Double Metal‐Organophosphate Network of Phytate‐Ga/Ge on Polyimide Fiber Woven Fabric for Facilitating Osseointegration and Preventing Infection in Anterior Cruciate Ligament Reconstruction

Abstract The anterior cruciate ligament (ACL) rupture has emerged as one of the highly prevalent injuries in sports, yet developing an ideal artificial ligament for ACL restoration remains challenging. Herein, the polyimide fiber woven fabric (PI) is coated with a double metal‐organophosphate network of phytate (PA)‐gallium (Ga)/‐germanium (Ge) through a self‐assembly method as a novel artificial ligament (PAGG). PA not only chelates with both Ga and Ge ions but also forms a hydrogen bond with the PI matrix, which displays optimized surface performances.
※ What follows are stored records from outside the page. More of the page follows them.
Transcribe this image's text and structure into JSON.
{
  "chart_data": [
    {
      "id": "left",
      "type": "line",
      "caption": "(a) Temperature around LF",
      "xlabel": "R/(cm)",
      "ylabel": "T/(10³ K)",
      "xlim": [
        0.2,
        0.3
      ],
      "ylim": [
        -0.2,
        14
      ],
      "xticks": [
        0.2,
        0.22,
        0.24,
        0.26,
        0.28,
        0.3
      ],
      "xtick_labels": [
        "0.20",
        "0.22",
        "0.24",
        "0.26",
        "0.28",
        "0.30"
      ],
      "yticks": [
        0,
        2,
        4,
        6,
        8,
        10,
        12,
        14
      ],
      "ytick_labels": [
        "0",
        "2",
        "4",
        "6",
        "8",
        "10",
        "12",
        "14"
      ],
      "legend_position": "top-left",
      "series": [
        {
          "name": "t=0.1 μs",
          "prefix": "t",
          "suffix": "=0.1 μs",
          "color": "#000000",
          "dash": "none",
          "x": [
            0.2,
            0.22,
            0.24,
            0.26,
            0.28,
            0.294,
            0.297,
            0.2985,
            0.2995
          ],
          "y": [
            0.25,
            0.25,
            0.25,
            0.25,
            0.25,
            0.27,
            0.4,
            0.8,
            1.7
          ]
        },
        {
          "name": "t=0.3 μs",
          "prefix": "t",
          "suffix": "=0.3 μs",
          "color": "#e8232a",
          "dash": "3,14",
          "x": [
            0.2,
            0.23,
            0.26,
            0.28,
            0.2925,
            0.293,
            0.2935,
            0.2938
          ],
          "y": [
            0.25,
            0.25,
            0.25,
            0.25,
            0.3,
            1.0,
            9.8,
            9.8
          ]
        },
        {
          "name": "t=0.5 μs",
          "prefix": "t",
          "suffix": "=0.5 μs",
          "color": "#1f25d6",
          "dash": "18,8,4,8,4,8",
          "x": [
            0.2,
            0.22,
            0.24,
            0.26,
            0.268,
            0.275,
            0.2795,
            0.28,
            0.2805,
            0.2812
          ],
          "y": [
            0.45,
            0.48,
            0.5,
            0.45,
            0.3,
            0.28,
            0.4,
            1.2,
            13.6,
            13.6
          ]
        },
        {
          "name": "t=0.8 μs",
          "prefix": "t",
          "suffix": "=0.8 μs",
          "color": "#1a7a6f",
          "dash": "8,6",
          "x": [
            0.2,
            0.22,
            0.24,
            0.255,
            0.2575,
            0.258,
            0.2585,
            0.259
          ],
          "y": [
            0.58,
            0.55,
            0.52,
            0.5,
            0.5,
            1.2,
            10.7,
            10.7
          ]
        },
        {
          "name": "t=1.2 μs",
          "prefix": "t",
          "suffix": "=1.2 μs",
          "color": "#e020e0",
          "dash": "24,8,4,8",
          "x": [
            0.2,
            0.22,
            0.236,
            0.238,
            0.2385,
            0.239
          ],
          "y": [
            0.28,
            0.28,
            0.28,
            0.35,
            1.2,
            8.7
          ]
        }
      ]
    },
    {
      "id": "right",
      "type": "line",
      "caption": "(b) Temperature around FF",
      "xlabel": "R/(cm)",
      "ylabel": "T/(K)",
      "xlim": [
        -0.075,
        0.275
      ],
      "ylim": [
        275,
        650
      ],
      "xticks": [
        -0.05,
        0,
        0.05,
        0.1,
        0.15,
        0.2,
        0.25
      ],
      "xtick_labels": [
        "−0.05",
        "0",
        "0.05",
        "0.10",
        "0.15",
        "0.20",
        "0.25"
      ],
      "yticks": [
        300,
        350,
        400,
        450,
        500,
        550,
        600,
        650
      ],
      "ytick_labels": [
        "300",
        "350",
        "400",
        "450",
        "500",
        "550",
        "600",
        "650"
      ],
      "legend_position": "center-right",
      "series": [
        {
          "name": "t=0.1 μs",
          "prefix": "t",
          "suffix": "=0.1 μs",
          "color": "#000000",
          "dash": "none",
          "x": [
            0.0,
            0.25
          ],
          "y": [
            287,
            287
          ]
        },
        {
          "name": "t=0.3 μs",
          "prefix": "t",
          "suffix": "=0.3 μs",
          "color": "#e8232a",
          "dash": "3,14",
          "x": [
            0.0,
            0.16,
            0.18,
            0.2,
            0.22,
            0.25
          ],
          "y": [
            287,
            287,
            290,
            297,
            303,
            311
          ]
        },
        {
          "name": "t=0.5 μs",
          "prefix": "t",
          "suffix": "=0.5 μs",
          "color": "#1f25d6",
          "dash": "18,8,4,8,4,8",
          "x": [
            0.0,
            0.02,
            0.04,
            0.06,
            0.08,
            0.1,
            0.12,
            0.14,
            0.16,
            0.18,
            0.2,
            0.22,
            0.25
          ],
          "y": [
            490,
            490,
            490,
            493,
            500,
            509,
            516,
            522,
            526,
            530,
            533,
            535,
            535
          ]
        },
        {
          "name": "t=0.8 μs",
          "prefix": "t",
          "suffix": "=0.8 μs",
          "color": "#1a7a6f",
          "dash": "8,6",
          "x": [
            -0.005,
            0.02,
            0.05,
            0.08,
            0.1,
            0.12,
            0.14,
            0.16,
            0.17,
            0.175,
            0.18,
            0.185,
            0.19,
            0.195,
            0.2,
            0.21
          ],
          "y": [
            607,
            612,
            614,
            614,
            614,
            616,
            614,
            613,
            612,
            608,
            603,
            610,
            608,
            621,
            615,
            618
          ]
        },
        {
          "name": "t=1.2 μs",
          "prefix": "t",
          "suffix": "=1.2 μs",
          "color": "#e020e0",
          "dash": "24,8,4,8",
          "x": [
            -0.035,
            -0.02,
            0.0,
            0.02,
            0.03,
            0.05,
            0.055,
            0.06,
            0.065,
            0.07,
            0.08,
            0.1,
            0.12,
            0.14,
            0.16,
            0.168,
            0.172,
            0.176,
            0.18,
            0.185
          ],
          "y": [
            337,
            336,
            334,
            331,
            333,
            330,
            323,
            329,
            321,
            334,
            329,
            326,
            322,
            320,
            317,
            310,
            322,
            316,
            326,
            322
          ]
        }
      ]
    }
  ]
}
The marked enhancement of cell attachment, multiplication, and osteoblastic differentiation is attributed to the collaborative interaction of surface properties and the controlled release of Ga ions. Because of the Ge ions, PAGG scavenges intracellular reactive oxygen species and induces anti‐inflammatory M2 macrophage polarization in vitro. The sustained release of Ge ions provides a favorable antioxidant/anti‐inflammatory environment that effectively minimizes fibrous encapsulation in vivo. The ACL reconstruction experiments reveal that PAGG effectively stimulated bone regeneration, thereby facilitating ligament‐bone integration. Moreover, PAGG demonstrates remarkable antibacterial properties in vitro and anti‐infection in vivo due to the synergistic effect of Ga and Ge ions. In short, PAGG with excellent biocompatibility, anti‐inflammation, and anti‐infection effects significantly facilitates ligament‐bone integration, thereby displaying great potential for ACL repair.